Lately I’ve been writing a Java program to post a web form and then scrape the data from the resultant web page. For some sites this is pretty easy, unfortunately I ran up against a page where this is not. So some advice to those of you brave enough to attempt this:
1) Use Wireshark to capture what is passed between you and the server where the form is posted. Save the capture file to disk and open it in a text editor. (I use Notepad++) The most important part is an encoded URL where your parameters are passed. These will NOT look the same as you think they might, so make sure the values match up with your program’s values.
2) Third party libraries to do the HTTP POST ended up being a bust. I ended up using a simple java.net.HttpURLConnection and java.net.URL and built the parameters and headers myself.

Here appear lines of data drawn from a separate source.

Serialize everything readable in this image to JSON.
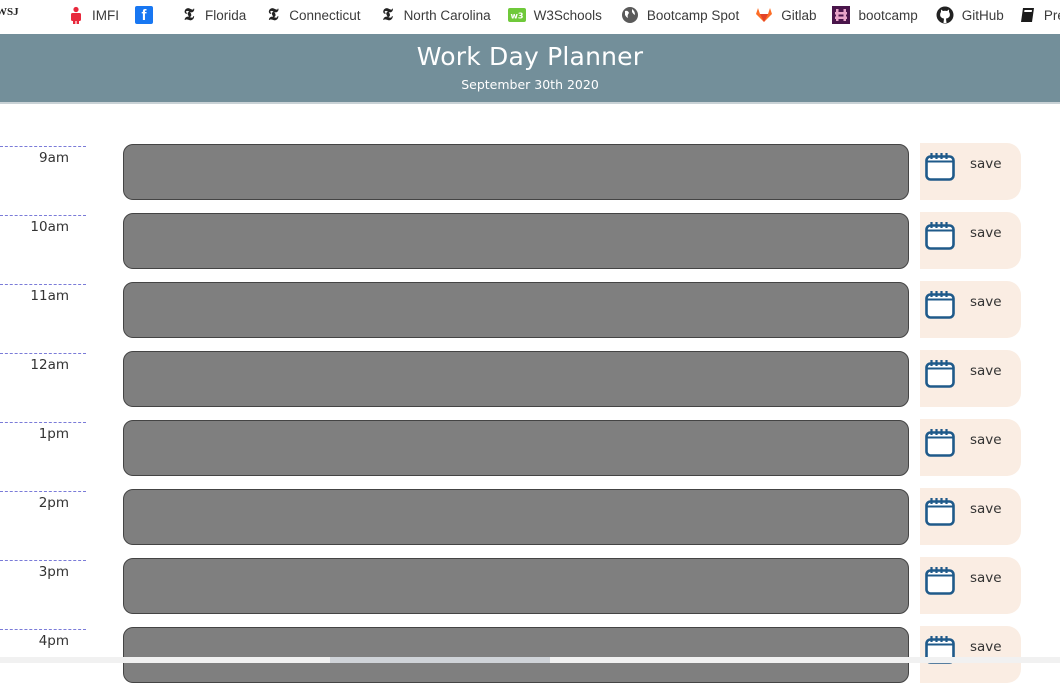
{
  "bookmarks": [
    {
      "label": "",
      "icon": "wsj-icon",
      "icon_text": "WSJ"
    },
    {
      "label": "IMFI",
      "icon": "imfi-icon"
    },
    {
      "label": "",
      "icon": "facebook-icon",
      "icon_text": "f"
    },
    {
      "label": "Florida",
      "icon": "nyt-icon",
      "icon_text": "𝕿"
    },
    {
      "label": "Connecticut",
      "icon": "nyt-icon",
      "icon_text": "𝕿"
    },
    {
      "label": "North Carolina",
      "icon": "nyt-icon",
      "icon_text": "𝕿"
    },
    {
      "label": "W3Schools",
      "icon": "w3schools-icon"
    },
    {
      "label": "Bootcamp Spot",
      "icon": "globe-icon"
    },
    {
      "label": "Gitlab",
      "icon": "gitlab-icon"
    },
    {
      "label": "bootcamp",
      "icon": "slack-icon"
    },
    {
      "label": "GitHub",
      "icon": "github-icon"
    },
    {
      "label": "Pre-Work",
      "icon": "book-icon"
    }
  ],
  "header": {
    "title": "Work Day Planner",
    "date": "September 30th 2020"
  },
  "colors": {
    "header_bg": "#738f9a",
    "textarea_past": "#7f7f7f",
    "save_bg": "#faede3",
    "calendar_icon": "#1f5a8a"
  },
  "rows": [
    {
      "hour": "9am",
      "text": "",
      "save_label": "save"
    },
    {
      "hour": "10am",
      "text": "",
      "save_label": "save"
    },
    {
      "hour": "11am",
      "text": "",
      "save_label": "save"
    },
    {
      "hour": "12am",
      "text": "",
      "save_label": "save"
    },
    {
      "hour": "1pm",
      "text": "",
      "save_label": "save"
    },
    {
      "hour": "2pm",
      "text": "",
      "save_label": "save"
    },
    {
      "hour": "3pm",
      "text": "",
      "save_label": "save"
    },
    {
      "hour": "4pm",
      "text": "",
      "save_label": "save"
    }
  ]
}
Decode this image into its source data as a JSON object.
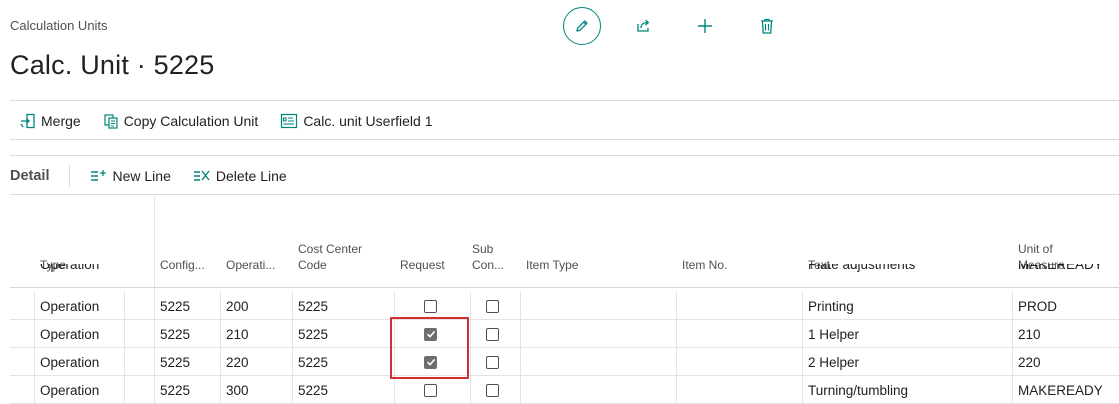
{
  "breadcrumb": "Calculation Units",
  "title": "Calc. Unit · 5225",
  "top_actions": {
    "edit_icon": "pencil-icon",
    "share_icon": "share-icon",
    "new_icon": "plus-icon",
    "delete_icon": "trash-icon"
  },
  "actions": [
    {
      "label": "Merge",
      "icon": "merge-icon"
    },
    {
      "label": "Copy Calculation Unit",
      "icon": "copy-icon"
    },
    {
      "label": "Calc. unit Userfield 1",
      "icon": "userfield-icon"
    }
  ],
  "detail": {
    "title": "Detail",
    "new_line": "New Line",
    "delete_line": "Delete Line"
  },
  "columns": {
    "type": "Type",
    "config": "Config...",
    "operation": "Operati...",
    "cost_center_1": "Cost Center",
    "cost_center_2": "Code",
    "request": "Request",
    "sub_con_1": "Sub",
    "sub_con_2": "Con...",
    "item_type": "Item Type",
    "item_no": "Item No.",
    "text": "Text",
    "unit_1": "Unit of",
    "unit_2": "Measure"
  },
  "partial_row": {
    "type": "Operation",
    "text": "Plate adjustments",
    "unit": "MAKEREADY"
  },
  "rows": [
    {
      "type": "Operation",
      "config": "5225",
      "operation": "200",
      "cost_center": "5225",
      "request": false,
      "sub_con": false,
      "item_type": "",
      "item_no": "",
      "text": "Printing",
      "unit": "PROD"
    },
    {
      "type": "Operation",
      "config": "5225",
      "operation": "210",
      "cost_center": "5225",
      "request": true,
      "sub_con": false,
      "item_type": "",
      "item_no": "",
      "text": "1 Helper",
      "unit": "210"
    },
    {
      "type": "Operation",
      "config": "5225",
      "operation": "220",
      "cost_center": "5225",
      "request": true,
      "sub_con": false,
      "item_type": "",
      "item_no": "",
      "text": "2 Helper",
      "unit": "220"
    },
    {
      "type": "Operation",
      "config": "5225",
      "operation": "300",
      "cost_center": "5225",
      "request": false,
      "sub_con": false,
      "item_type": "",
      "item_no": "",
      "text": "Turning/tumbling",
      "unit": "MAKEREADY"
    }
  ],
  "colors": {
    "accent": "#00857d",
    "highlight": "#d32f2f"
  }
}
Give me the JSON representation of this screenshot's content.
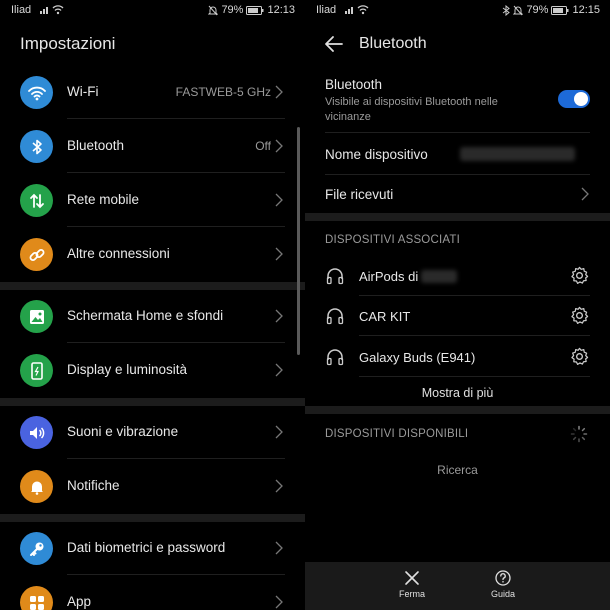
{
  "left_screen": {
    "status": {
      "carrier": "Iliad",
      "battery": "79%",
      "time": "12:13"
    },
    "title": "Impostazioni",
    "items": [
      {
        "label": "Wi-Fi",
        "value": "FASTWEB-5 GHz",
        "icon": "wifi-icon",
        "color": "#2f8bd6"
      },
      {
        "label": "Bluetooth",
        "value": "Off",
        "icon": "bluetooth-icon",
        "color": "#2f8bd6"
      },
      {
        "label": "Rete mobile",
        "value": "",
        "icon": "mobile-network-icon",
        "color": "#24a24a"
      },
      {
        "label": "Altre connessioni",
        "value": "",
        "icon": "link-icon",
        "color": "#e08a1a"
      },
      {
        "label": "Schermata Home e sfondi",
        "value": "",
        "icon": "image-icon",
        "color": "#24a24a"
      },
      {
        "label": "Display e luminosità",
        "value": "",
        "icon": "display-icon",
        "color": "#24a24a"
      },
      {
        "label": "Suoni e vibrazione",
        "value": "",
        "icon": "speaker-icon",
        "color": "#4a63e0"
      },
      {
        "label": "Notifiche",
        "value": "",
        "icon": "bell-icon",
        "color": "#e08a1a"
      },
      {
        "label": "Dati biometrici e password",
        "value": "",
        "icon": "key-icon",
        "color": "#2f8bd6"
      },
      {
        "label": "App",
        "value": "",
        "icon": "apps-icon",
        "color": "#e08a1a"
      }
    ]
  },
  "right_screen": {
    "status": {
      "carrier": "Iliad",
      "battery": "79%",
      "time": "12:15"
    },
    "title": "Bluetooth",
    "bluetooth_toggle": {
      "label": "Bluetooth",
      "subtitle": "Visibile ai dispositivi Bluetooth nelle vicinanze",
      "on": true
    },
    "device_name_label": "Nome dispositivo",
    "received_files_label": "File ricevuti",
    "paired_header": "DISPOSITIVI ASSOCIATI",
    "paired_devices": [
      {
        "name": "AirPods di"
      },
      {
        "name": "CAR KIT"
      },
      {
        "name": "Galaxy Buds (E941)"
      }
    ],
    "show_more": "Mostra di più",
    "available_header": "DISPOSITIVI DISPONIBILI",
    "searching": "Ricerca",
    "bottom": {
      "stop": "Ferma",
      "help": "Guida"
    }
  }
}
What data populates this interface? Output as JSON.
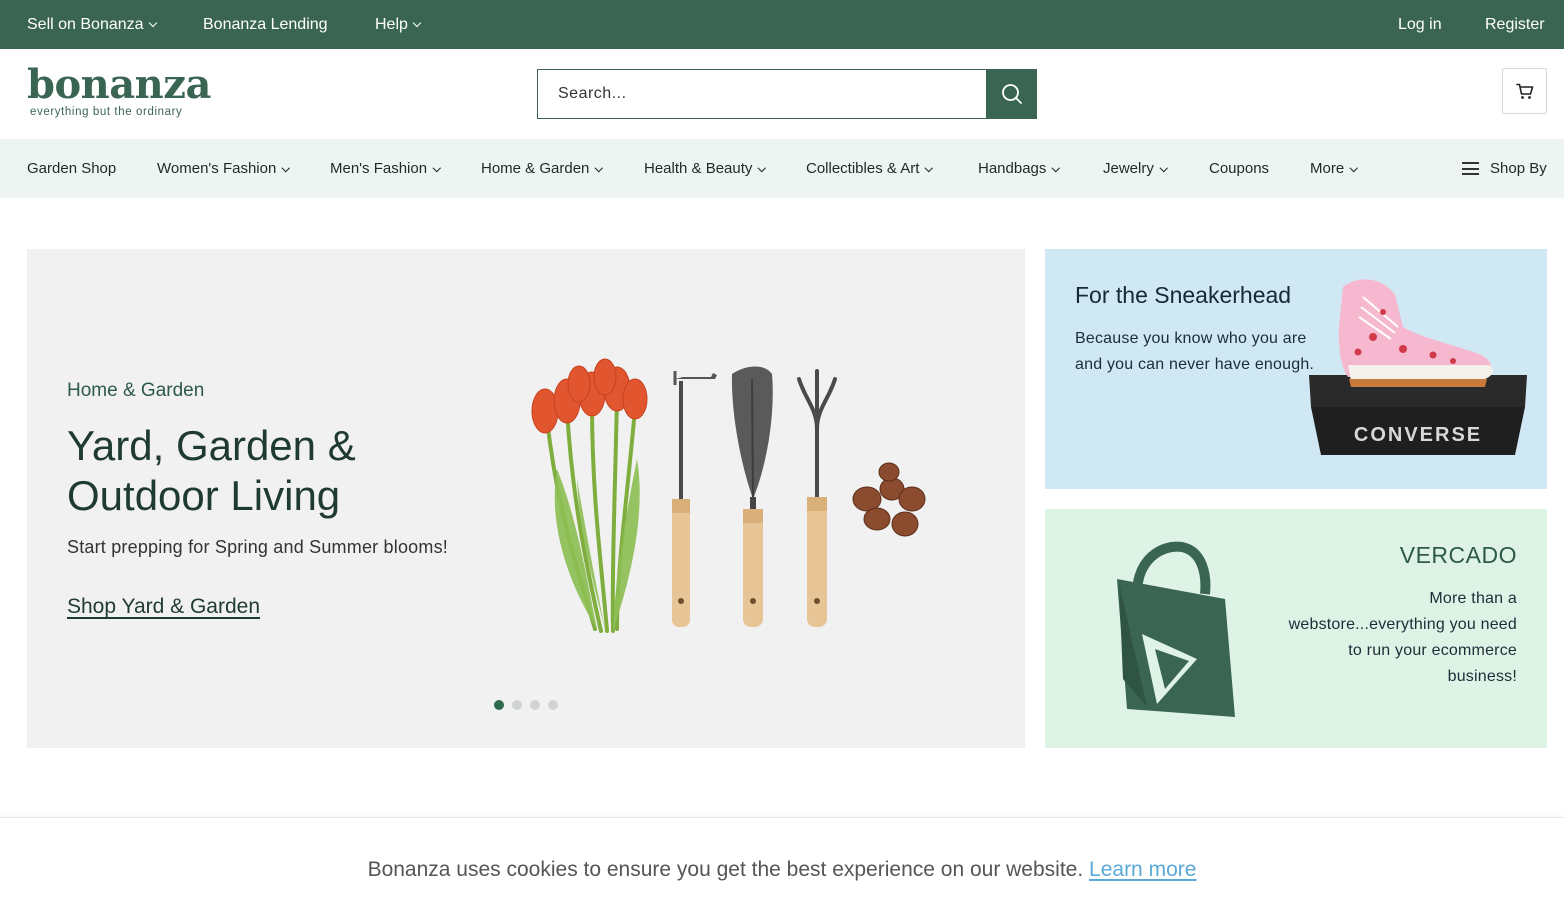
{
  "topbar": {
    "sell_label": "Sell on Bonanza",
    "lending_label": "Bonanza Lending",
    "help_label": "Help",
    "login_label": "Log in",
    "register_label": "Register"
  },
  "header": {
    "logo_text": "bonanza",
    "logo_tagline": "everything but the ordinary",
    "search_placeholder": "Search..."
  },
  "categories": [
    {
      "label": "Garden Shop",
      "dropdown": false
    },
    {
      "label": "Women's Fashion",
      "dropdown": true
    },
    {
      "label": "Men's Fashion",
      "dropdown": true
    },
    {
      "label": "Home & Garden",
      "dropdown": true
    },
    {
      "label": "Health & Beauty",
      "dropdown": true
    },
    {
      "label": "Collectibles & Art",
      "dropdown": true
    },
    {
      "label": "Handbags",
      "dropdown": true
    },
    {
      "label": "Jewelry",
      "dropdown": true
    },
    {
      "label": "Coupons",
      "dropdown": false
    },
    {
      "label": "More",
      "dropdown": true
    }
  ],
  "shop_by_label": "Shop By",
  "hero": {
    "category": "Home & Garden",
    "title": "Yard, Garden & Outdoor Living",
    "subtitle": "Start prepping for Spring and Summer blooms!",
    "link_label": "Shop Yard & Garden",
    "slide_count": 4,
    "active_slide": 1
  },
  "promo_sneakerhead": {
    "title": "For the Sneakerhead",
    "text": "Because you know who you are and you can never have enough.",
    "box_brand": "CONVERSE"
  },
  "promo_vercado": {
    "title": "VERCADO",
    "text": "More than a webstore...everything you need to run your ecommerce business!"
  },
  "cookie": {
    "text": "Bonanza uses cookies to ensure you get the best experience on our website.",
    "link_label": "Learn more"
  },
  "colors": {
    "brand_green": "#3a6553",
    "nav_bg": "#eef4f1",
    "hero_bg": "#f1f1f1",
    "sneaker_bg": "#cfe8f3",
    "vercado_bg": "#def3e6",
    "link_blue": "#5aa9d6"
  }
}
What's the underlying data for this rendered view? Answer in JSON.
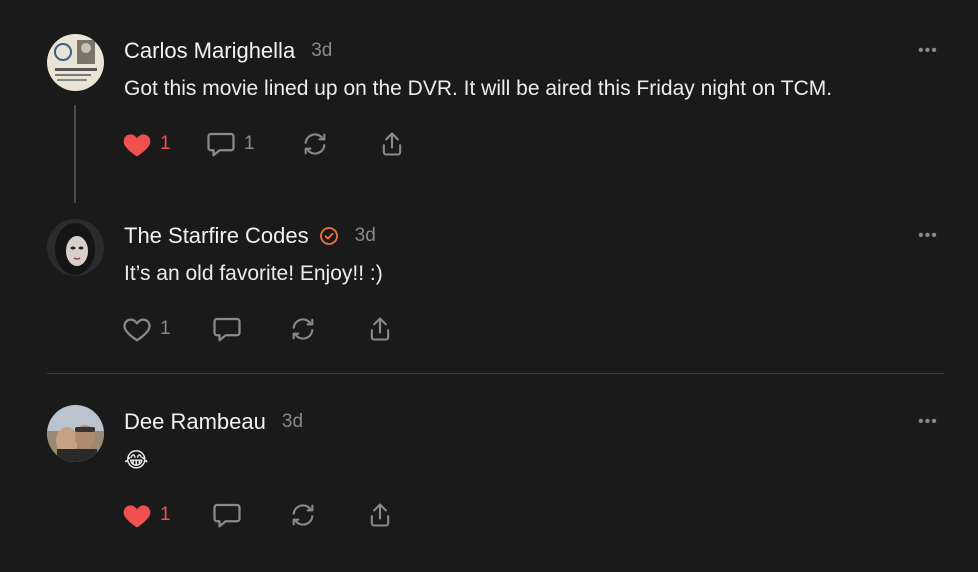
{
  "comments": [
    {
      "author": "Carlos Marighella",
      "time": "3d",
      "text": "Got this movie lined up on the DVR. It will be aired this Friday night on TCM.",
      "like_count": "1",
      "liked": true,
      "reply_count": "1",
      "more": "•••"
    },
    {
      "author": "The Starfire Codes",
      "time": "3d",
      "verified": true,
      "text": "It’s an old favorite! Enjoy!! :)",
      "like_count": "1",
      "liked": false,
      "more": "•••"
    },
    {
      "author": "Dee Rambeau",
      "time": "3d",
      "text": "😂",
      "like_count": "1",
      "liked": true,
      "more": "•••"
    }
  ],
  "colors": {
    "background": "#1a1a1b",
    "like_red": "#f0504f",
    "verified_orange": "#f0743a",
    "muted": "#8a8a8e"
  }
}
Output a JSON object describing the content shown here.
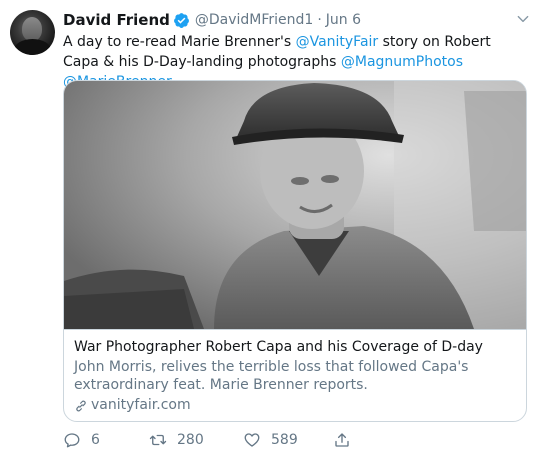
{
  "author": {
    "name": "David Friend",
    "handle": "@DavidMFriend1",
    "separator": "·",
    "date": "Jun 6"
  },
  "tweet": {
    "text_1": "A day to re-read Marie Brenner's ",
    "mention_1": "@VanityFair",
    "text_2": " story on Robert Capa & his D-Day-landing photographs ",
    "mention_2": "@MagnumPhotos",
    "text_3": " ",
    "mention_3": "@MarieBrenner"
  },
  "card": {
    "title": "War Photographer Robert Capa and his Coverage of D-day",
    "description": "John Morris, relives the terrible loss that followed Capa's extraordinary feat. Marie Brenner reports.",
    "domain": "vanityfair.com"
  },
  "actions": {
    "replies": "6",
    "retweets": "280",
    "likes": "589"
  },
  "colors": {
    "link": "#1b95e0",
    "secondary_text": "#657786",
    "border": "#ccd6dd"
  },
  "icons": [
    "verified-badge-icon",
    "chevron-down-icon",
    "link-icon",
    "reply-icon",
    "retweet-icon",
    "heart-icon",
    "share-icon"
  ]
}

3) asp servers, at least the one I was dealing with stick in 2 hidden form parameters called eventvalidation and viewstate, extremely long coded strings that are dynamic and you need to include with the POST. To add to the harassment package, the special chars within the parameters needed to be changed between my GET where I got those parameters and the POST where I used them. Observe:
viewState = viewState.replace(“/”, “%2F”);
viewState = viewState.replace(“=”, “%3D”);
viewState = viewState.replace(“+”, “%2B”);
So be wary of that.
4) Parsing the GET and POST html was done with html cleaner, found here:
http://htmlcleaner.sourceforge.net/
Which seemed to be the easiest to work with.